Fracking involves blasting huge volumes—140,000 to 150,000 gallons of pressurized water, sand, and often unspecified “proprietary” chemicals per day—into layers of rock far underground. Oil and wastewater then come to the surface, and companies separate the two and reinject the water component into designated disposal wells. The problem occurs when they reinject it where it can enter aquifers containing pure water. Experts estimate that California has an estimated 2,583 wastewater injection wells throughout the state, 1,552 of them currently active.
The state’s Water Board confirmed beyond doubt that in Kern County, several oil companies used at least nine of 11 injection wells to dispose of waste contaminated with fracking fluids and other pollutants, including high levels of arsenic, thallium, and nitrates, into high-quality water protected under both federal and more tolerant state laws. Thallium is a component of rat poison. Arsenic, toxic in itself, can also compromise the immune system and cause cancer. The state’s Division of Oil, Gas and Geothermal Resources shut down the 11 Kern County oil field injection wells and began scrutinizing almost 100 others in July for posing a “danger to life, health, property, and natural resources.”

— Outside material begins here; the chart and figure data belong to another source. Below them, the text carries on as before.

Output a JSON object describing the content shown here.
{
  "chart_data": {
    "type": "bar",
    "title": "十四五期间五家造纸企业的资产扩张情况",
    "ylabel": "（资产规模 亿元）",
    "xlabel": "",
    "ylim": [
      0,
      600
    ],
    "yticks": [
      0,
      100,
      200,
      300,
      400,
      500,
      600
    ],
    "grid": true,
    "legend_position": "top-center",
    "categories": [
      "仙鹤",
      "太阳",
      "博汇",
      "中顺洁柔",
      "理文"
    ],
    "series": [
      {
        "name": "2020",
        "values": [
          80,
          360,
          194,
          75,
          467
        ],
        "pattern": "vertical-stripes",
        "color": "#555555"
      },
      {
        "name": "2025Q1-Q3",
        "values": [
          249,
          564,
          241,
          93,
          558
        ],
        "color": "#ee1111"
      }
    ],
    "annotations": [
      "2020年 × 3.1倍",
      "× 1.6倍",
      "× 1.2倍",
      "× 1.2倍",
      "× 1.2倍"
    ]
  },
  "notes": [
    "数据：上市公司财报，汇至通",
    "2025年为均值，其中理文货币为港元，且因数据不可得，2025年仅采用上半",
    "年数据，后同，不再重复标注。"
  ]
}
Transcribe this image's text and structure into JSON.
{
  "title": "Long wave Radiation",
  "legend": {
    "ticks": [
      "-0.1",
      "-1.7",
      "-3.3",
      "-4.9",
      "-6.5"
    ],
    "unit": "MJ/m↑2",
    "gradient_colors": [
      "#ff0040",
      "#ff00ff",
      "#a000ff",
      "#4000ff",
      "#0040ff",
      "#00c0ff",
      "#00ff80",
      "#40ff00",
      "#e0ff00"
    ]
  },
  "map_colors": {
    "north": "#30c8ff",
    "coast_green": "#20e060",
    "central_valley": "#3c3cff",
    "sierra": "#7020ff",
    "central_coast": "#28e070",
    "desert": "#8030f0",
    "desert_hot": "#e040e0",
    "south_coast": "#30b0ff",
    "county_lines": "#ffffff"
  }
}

The Center for Biological Diversity, a national, nonprofit conservation organization, obtained documents relating to the illegal dumping. The state Water Board had written the US Environmental Protection Agency that the Central Valley Regional Water Board had discovered the violations. The state also said that 19 more injection wells may have also contaminated sensitive, protected aquifers. More than 100 water wells in northeast and east Bakersfield may also have been contaminated.

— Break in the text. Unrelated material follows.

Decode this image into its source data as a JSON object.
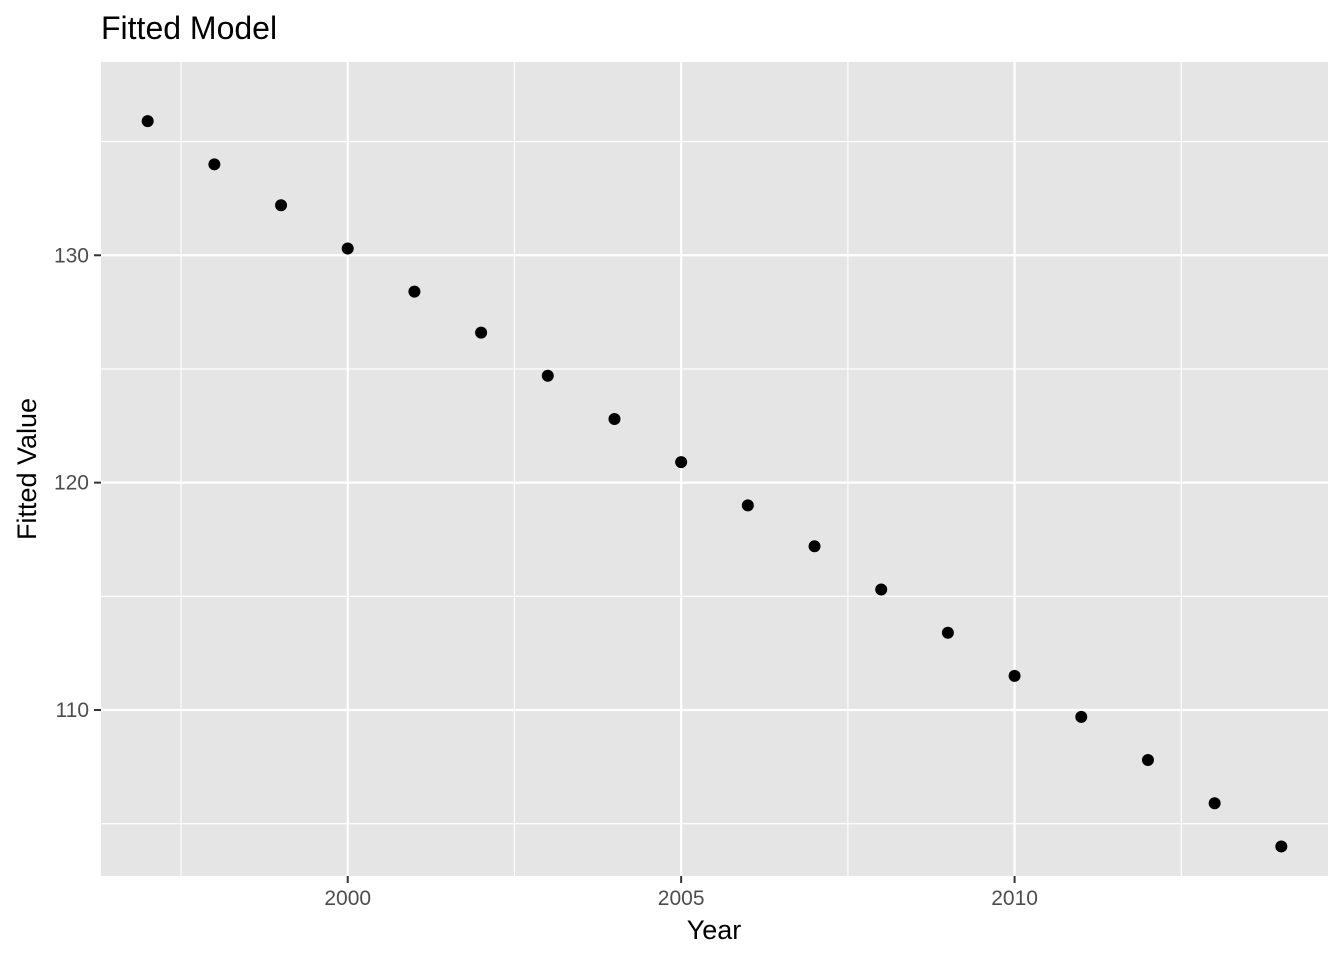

The Central Valley board has only been able to test eight water wells since June, but four turned out to contain toxic chemicals in illegal amounts. Experts estimate that California has an estimated 2,583 wastewater injection wells throughout the state, 1,552 of them currently active.

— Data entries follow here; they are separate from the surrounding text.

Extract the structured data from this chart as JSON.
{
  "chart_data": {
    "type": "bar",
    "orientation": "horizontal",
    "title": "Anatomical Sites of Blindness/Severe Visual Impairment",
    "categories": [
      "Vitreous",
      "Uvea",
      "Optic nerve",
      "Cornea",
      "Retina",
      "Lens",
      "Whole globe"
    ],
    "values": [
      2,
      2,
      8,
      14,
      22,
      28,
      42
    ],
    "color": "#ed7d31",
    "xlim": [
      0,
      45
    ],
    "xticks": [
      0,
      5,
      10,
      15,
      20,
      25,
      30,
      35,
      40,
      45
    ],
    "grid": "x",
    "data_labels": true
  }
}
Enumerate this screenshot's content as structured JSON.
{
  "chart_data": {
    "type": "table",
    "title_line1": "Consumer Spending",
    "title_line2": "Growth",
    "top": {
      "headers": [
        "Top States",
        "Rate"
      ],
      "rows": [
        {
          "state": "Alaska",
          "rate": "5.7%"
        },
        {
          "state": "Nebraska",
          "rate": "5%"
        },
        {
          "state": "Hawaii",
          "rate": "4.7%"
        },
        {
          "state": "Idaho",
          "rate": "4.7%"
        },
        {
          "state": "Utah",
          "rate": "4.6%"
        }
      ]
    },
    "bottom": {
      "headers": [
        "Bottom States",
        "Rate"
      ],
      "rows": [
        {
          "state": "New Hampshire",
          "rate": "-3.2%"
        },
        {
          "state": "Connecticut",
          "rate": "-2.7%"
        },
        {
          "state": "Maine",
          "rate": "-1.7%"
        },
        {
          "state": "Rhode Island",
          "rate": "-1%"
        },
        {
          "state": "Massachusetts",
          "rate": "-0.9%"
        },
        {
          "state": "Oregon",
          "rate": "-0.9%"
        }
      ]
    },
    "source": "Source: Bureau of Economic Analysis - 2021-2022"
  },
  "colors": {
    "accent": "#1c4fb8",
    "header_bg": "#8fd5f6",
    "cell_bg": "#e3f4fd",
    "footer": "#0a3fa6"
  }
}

Palla Farms LLC, a 92-year-old farming company in Kern County, sued four oil producers in late September for neglect, failure to provide fluid treatment plans, and contaminating groundwater the farms use for irrigating cherry and almond trees.
Says Hollin Kretzmann, an attorney for the Center for Biological Diversity:
Clean water is one of California’s most crucial resources, and these documents make it clear that state regulators have utterly failed to protect our water from oil industry pollution. Much more testing is needed to gauge the full extent of water pollution and the threat to public health. But Governor Brown should move quickly to halt fracking to ward off a surge in oil industry wastewater that California simply isn’t prepared to dispose of safely.
Environmental activists in the Golden State are calling on Governor Jerry Brown to put a stop to water-intensive fracking for its role in aggravating the drought. (See this interactive map from the Washington Post for a look at the California water problem.)
Concerns other than contamination and the drought threat to California’s precious water supply include permanent changes to the quality of life throughout California and the oil industry’s contribution to climate change.